L'Etat tunisien a, afin de permettre l'émergence et l'apprentissage d'un opérateur privé tunisien, saisi l'opportunité de convaincre Qtel d'accueillir en tant qu'associé un consortium privé tunisien (Zitouna Telecom partagé à 75/25 par Princess Holding et Hamdi Meddeb). Au final Qtel possédera 75% des actions et Zitouna Telecom 25%.
Pour conforter le nouveau Tunisiana, l'Etat mettra dans la corbeille et cela fait partie de son rôle pour accélérer le développement des TIC, l'attribution dès 2011 de la licence 4G afin d'élargir le fonds de commerce à l'internet très haut débit et l'internet mobile. L'Etat Tunisien après avoir longuement retardé l'entrée en bourse de Tunisiana à la bourse de Tunis donnera son feu vert fin 2011 pour 10 à 15% du capital.

Si l’on comprend bien l’Etat tunisien a privilégié la négociation pour assurer une participation tunisienne dans le capital via un groupe privé.
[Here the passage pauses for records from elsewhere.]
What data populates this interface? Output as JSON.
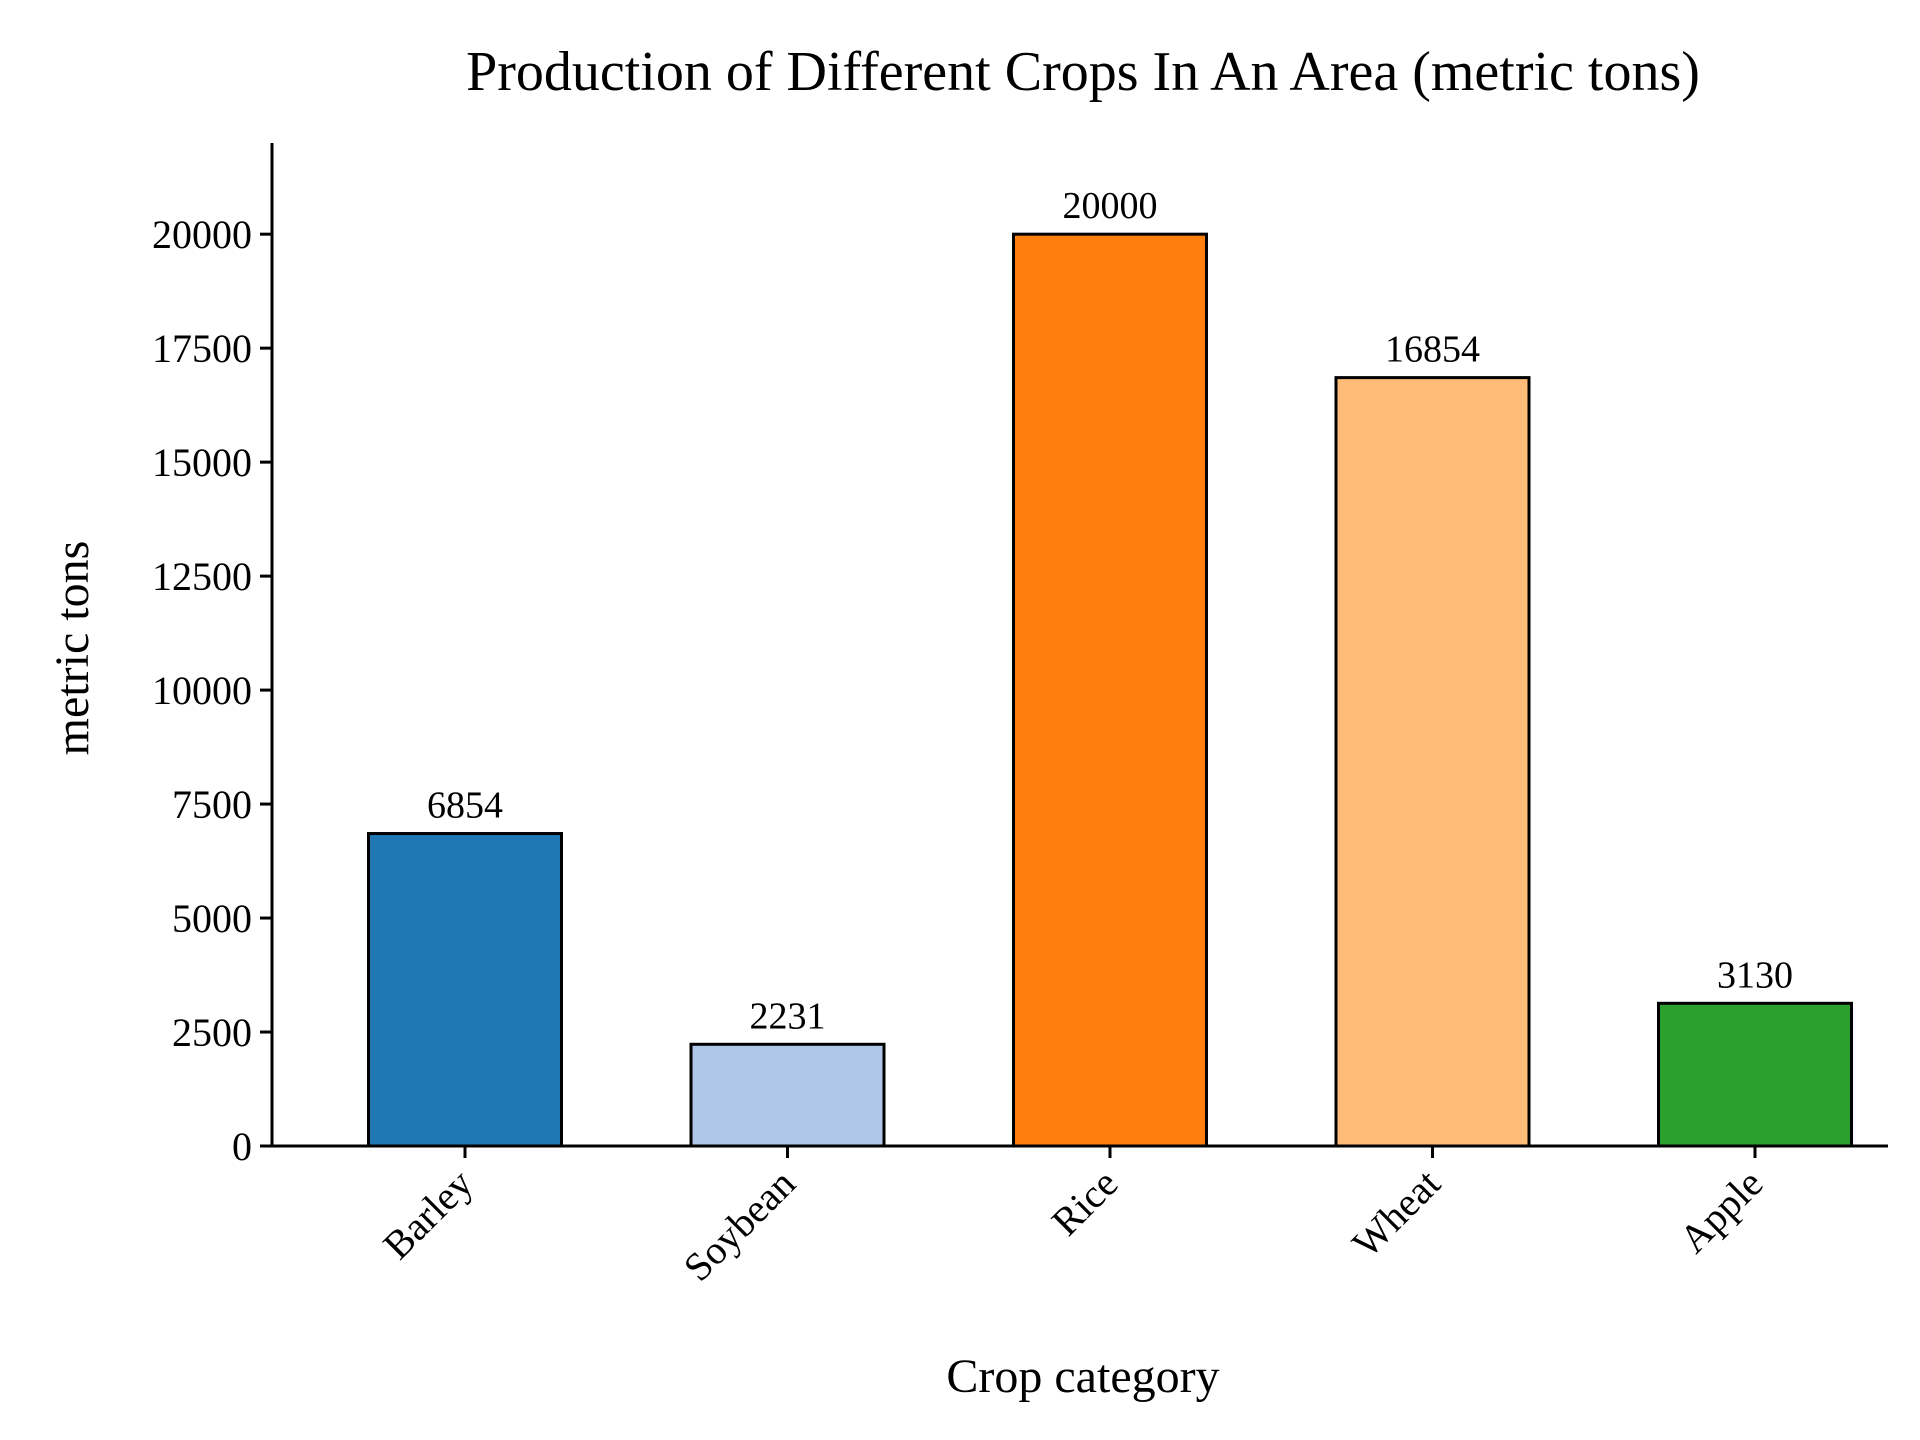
{
  "chart_data": {
    "type": "bar",
    "title": "Production of Different Crops In An Area (metric tons)",
    "xlabel": "Crop category",
    "ylabel": "metric tons",
    "categories": [
      "Barley",
      "Soybean",
      "Rice",
      "Wheat",
      "Apple"
    ],
    "values": [
      6854,
      2231,
      20000,
      16854,
      3130
    ],
    "data_labels": [
      "6854",
      "2231",
      "20000",
      "16854",
      "3130"
    ],
    "colors": [
      "#1f77b4",
      "#aec7e8",
      "#ff7f0e",
      "#ffbb78",
      "#2ca02c"
    ],
    "edge_color": "#000000",
    "ylim": [
      0,
      22000
    ],
    "yticks": [
      0,
      2500,
      5000,
      7500,
      10000,
      12500,
      15000,
      17500,
      20000
    ],
    "ytick_labels": [
      "0",
      "2500",
      "5000",
      "7500",
      "10000",
      "12500",
      "15000",
      "17500",
      "20000"
    ],
    "xtick_rotation": 45,
    "grid": false,
    "legend": "none",
    "spines": [
      "left",
      "bottom"
    ]
  }
}
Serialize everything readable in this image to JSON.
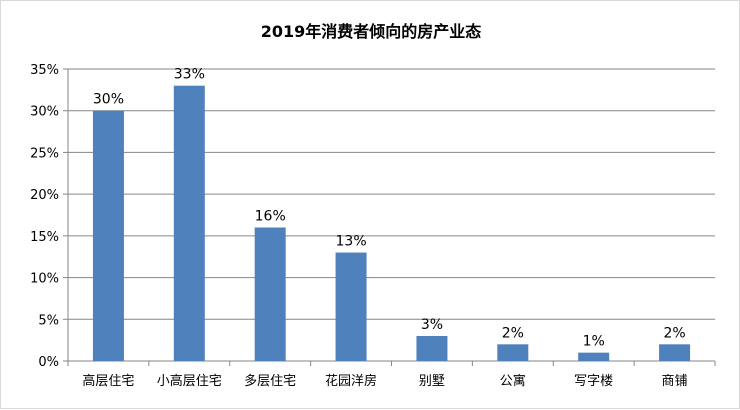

Il s'agit là comme vous le disiez d'une opération rondement menée où tous les acteurs trouvent leurs intérêts, (le vendeur, les acheteurs, l’Etat qui ne débourse rien, la bourse de Tunis) sans oublier l'entreprise Tunisiana qui n'est pas orpheline d'un opérateur technique de rang international et qui devient plus que jamais un véritable patrimoine économique pour l’Etat tunisien. Je suis en outre convaincu, comme cela a été pour Orascom en Egypte aux cotés de France Telecom et Wataniya au Koweit, Zitouna Telecom deviendra un opérateur mobile qui volera seul de ses propres ailes. Cette association es une phase d'apprentissage en vue d'acquérir un savoir faire.

Y a t-il autre chose à ajouter sur le dossier Orascom en Algérie cette fois- ci et qui n'a pas été déjà dit dans les différents articles attachés à ce sujet?

Il en est différemment dans le dossier Djezzy. au delà des observations que nous avons déjà évoquées dans de précédents articles et débat d’idées, si in fine l'Etat rachète les actions d’Orascom Telecom Holding, l'entreprise Djezzy se retrouvera sans actionnaire technique ayant un savoir faire à même d’assurer son exploitation avec efficience. Pour être plus explicite, Tunisiana avait deux actionnaires techniques OTH et Qtel, le départ de d'OTH n'affaiblit pas l'exploitation et la continuité managérial, technologique etc sera assurée par Qtel. Dans Djezzy, le savoir faire est détenu seul par OTH, son départ fragiliserait à tous point de vue l'entreprise. Ne pas perdre de vue ce qui semble n’être qu’un détail.